Published online Aug 4, 2014. doi: 10.5492/wjccm.v3.i3.68
Revised: June 21, 2014
Accepted: July 25, 2014
Published online: August 4, 2014
Processing time: 164 Days and 22.5 Hours
AIM: To evaluate the performance of the specific French Vittel “Pre-Hospital (PH) resuscitation” criteria in selecting polytrauma patients during the pre-hospital stage and its potential to increase the positive predictive value (PPV) of pre-hospital trauma triage.
METHODS: This was a monocentric prospective cohort study of injured adults transported by emergency medical service to a trauma center. Patients who met any of the field trauma triage criteria were considered “triage positive”. Hospital data was statistically linked to pre-hospital records. The primary outcome of defining a “major trauma patient” was Injury Severity Score (ISS) > 16.
RESULTS: There were a total of 200 injured patients evaluated over a 2 years period who met at least 1 triage criterion. The number of false positives was 64 patients (ISS < 16). The PPV was 68%. The sensitivity and the negative predictive value could not be evaluated in this study since it only included patients with positive Vittel criteria. The criterion of “PH resuscitation” was present for 64 patients (32%), but 10 of them had an ISS < 16. This was statistically significant in correlation with the severity of the trauma in univariate analysis (OR = 7.2; P = 0.005; 95%CI: 1.6-31.6). However, despite this correlation the overall PPV was not significantly increased by the use of the criterion “PH resuscitation” (68% vs 67.8%).

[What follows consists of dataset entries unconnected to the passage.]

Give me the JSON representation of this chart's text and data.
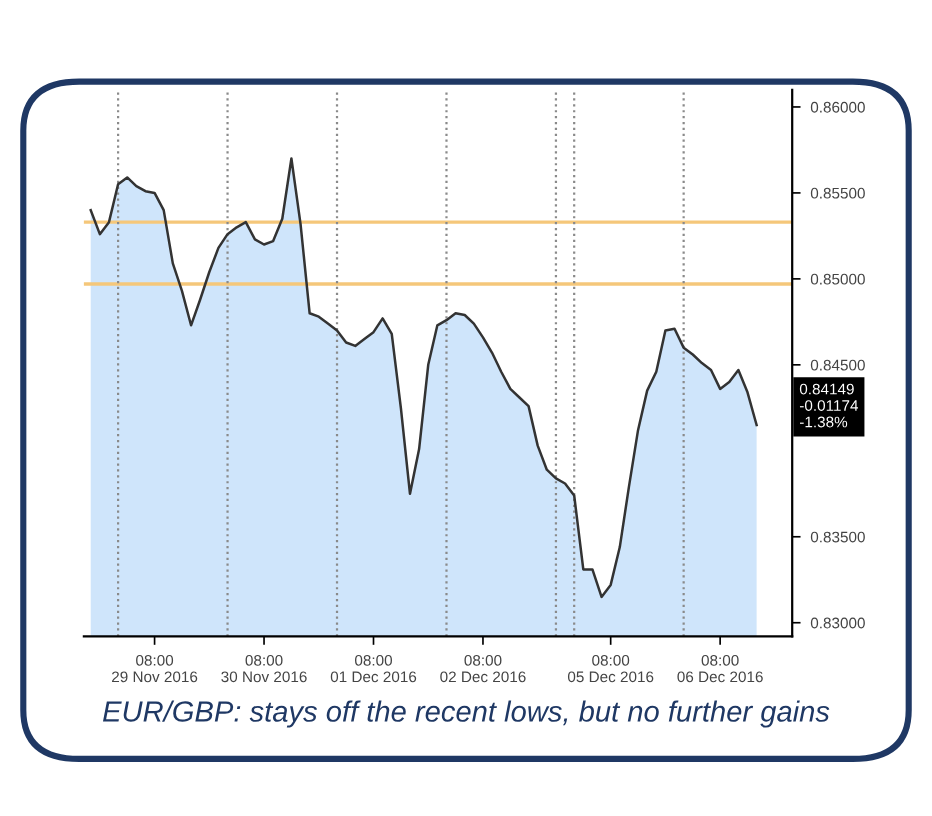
{
  "chart_data": {
    "type": "area",
    "categories": [
      null,
      null,
      null,
      null,
      null,
      null,
      null,
      "08:00\n29 Nov 2016",
      null,
      null,
      null,
      null,
      null,
      null,
      null,
      null,
      null,
      null,
      null,
      "08:00\n30 Nov 2016",
      null,
      null,
      null,
      null,
      null,
      null,
      null,
      null,
      null,
      null,
      null,
      "08:00\n01 Dec 2016",
      null,
      null,
      null,
      null,
      null,
      null,
      null,
      null,
      null,
      null,
      null,
      "08:00\n02 Dec 2016",
      null,
      null,
      null,
      null,
      null,
      null,
      null,
      null,
      null,
      null,
      null,
      null,
      null,
      "08:00\n05 Dec 2016",
      null,
      null,
      null,
      null,
      null,
      null,
      null,
      null,
      null,
      null,
      null,
      "08:00\n06 Dec 2016",
      null,
      null,
      null,
      null
    ],
    "series": [
      {
        "color": "#cfe5fb",
        "values": [
          0.854,
          0.8526,
          0.8533,
          0.8555,
          0.8559,
          0.8554,
          0.8551,
          0.855,
          0.854,
          0.8509,
          0.8493,
          0.8473,
          0.8488,
          0.8504,
          0.8518,
          0.8526,
          0.853,
          0.8533,
          0.8523,
          0.852,
          0.8522,
          0.8535,
          0.857,
          0.8532,
          0.848,
          0.8478,
          0.8474,
          0.847,
          0.8463,
          0.8461,
          0.8465,
          0.8469,
          0.8477,
          0.8468,
          0.8425,
          0.8375,
          0.8401,
          0.845,
          0.8473,
          0.8476,
          0.848,
          0.8479,
          0.8474,
          0.8466,
          0.8457,
          0.8446,
          0.8436,
          0.8431,
          0.8426,
          0.8403,
          0.8389,
          0.8384,
          0.8381,
          0.8374,
          0.8331,
          0.8331,
          0.8315,
          0.8322,
          0.8344,
          0.8379,
          0.8412,
          0.8435,
          0.8446,
          0.847,
          0.8471,
          0.846,
          0.8456,
          0.8451,
          0.8447,
          0.8436,
          0.844,
          0.8447,
          0.8434,
          0.8415
        ]
      }
    ],
    "ylim": [
      0.8292,
      0.861
    ],
    "yticks": [
      {
        "value": 0.83,
        "label": "0.83000"
      },
      {
        "value": 0.835,
        "label": "0.83500"
      },
      {
        "value": 0.845,
        "label": "0.84500"
      },
      {
        "value": 0.85,
        "label": "0.85000"
      },
      {
        "value": 0.855,
        "label": "0.85500"
      },
      {
        "value": 0.86,
        "label": "0.86000"
      }
    ],
    "ref_lines": [
      {
        "axis": "y",
        "value": 0.8533,
        "color": "#f5c77a",
        "line_style": "solid"
      },
      {
        "axis": "y",
        "value": 0.8497,
        "color": "#f5c77a",
        "line_style": "solid"
      }
    ],
    "annotations": [
      "0.84149\n-0.01174\n-1.38%",
      "EUR/GBP: stays off the recent lows, but no further gains"
    ],
    "grid": "x",
    "legend": false
  }
}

CONCLUSION: The criterion of “pre-hospital resuscitation” was statistically significant with the severity of the trauma, but did not increase the PPV. The use of “pre-hospital resuscitation” criterion could be re-considered if these results are confirmed by larger studies.

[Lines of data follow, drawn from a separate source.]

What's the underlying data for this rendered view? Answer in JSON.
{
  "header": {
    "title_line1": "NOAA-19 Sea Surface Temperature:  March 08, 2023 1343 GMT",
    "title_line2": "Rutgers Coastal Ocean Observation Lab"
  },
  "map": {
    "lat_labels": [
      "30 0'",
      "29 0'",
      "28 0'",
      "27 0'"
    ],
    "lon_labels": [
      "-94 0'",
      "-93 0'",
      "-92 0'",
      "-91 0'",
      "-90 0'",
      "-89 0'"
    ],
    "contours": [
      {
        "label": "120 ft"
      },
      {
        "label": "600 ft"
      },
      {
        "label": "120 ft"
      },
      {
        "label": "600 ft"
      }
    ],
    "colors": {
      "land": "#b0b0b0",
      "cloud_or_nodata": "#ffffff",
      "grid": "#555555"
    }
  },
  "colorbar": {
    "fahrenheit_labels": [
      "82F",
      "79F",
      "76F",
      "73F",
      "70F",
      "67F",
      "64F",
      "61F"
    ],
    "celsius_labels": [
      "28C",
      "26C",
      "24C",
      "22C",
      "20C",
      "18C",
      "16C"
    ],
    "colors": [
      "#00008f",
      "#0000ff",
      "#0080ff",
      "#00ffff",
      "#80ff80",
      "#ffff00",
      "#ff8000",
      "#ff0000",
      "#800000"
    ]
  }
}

Core tip: This is the first evaluation of French Vittel criteria for pre hospital triage of trauma. The results of this study suggest that the criteria are efficient to select the severe trauma patients during the pre-hospital stage [positive predictive value (PPV) of 68%]. The criterion “pre-hospital resuscitation” was significantly correlated with the severity of the trauma, but did not increase the PPV. This criterion, which is the only difference between French and United Stated pH triage criteria, does not procure extra value and compromises potential comparisons with multinational cohort studies. The use of “pre-hospital resuscitation” criterion should be revaluated if these results are confirmed by larger studies.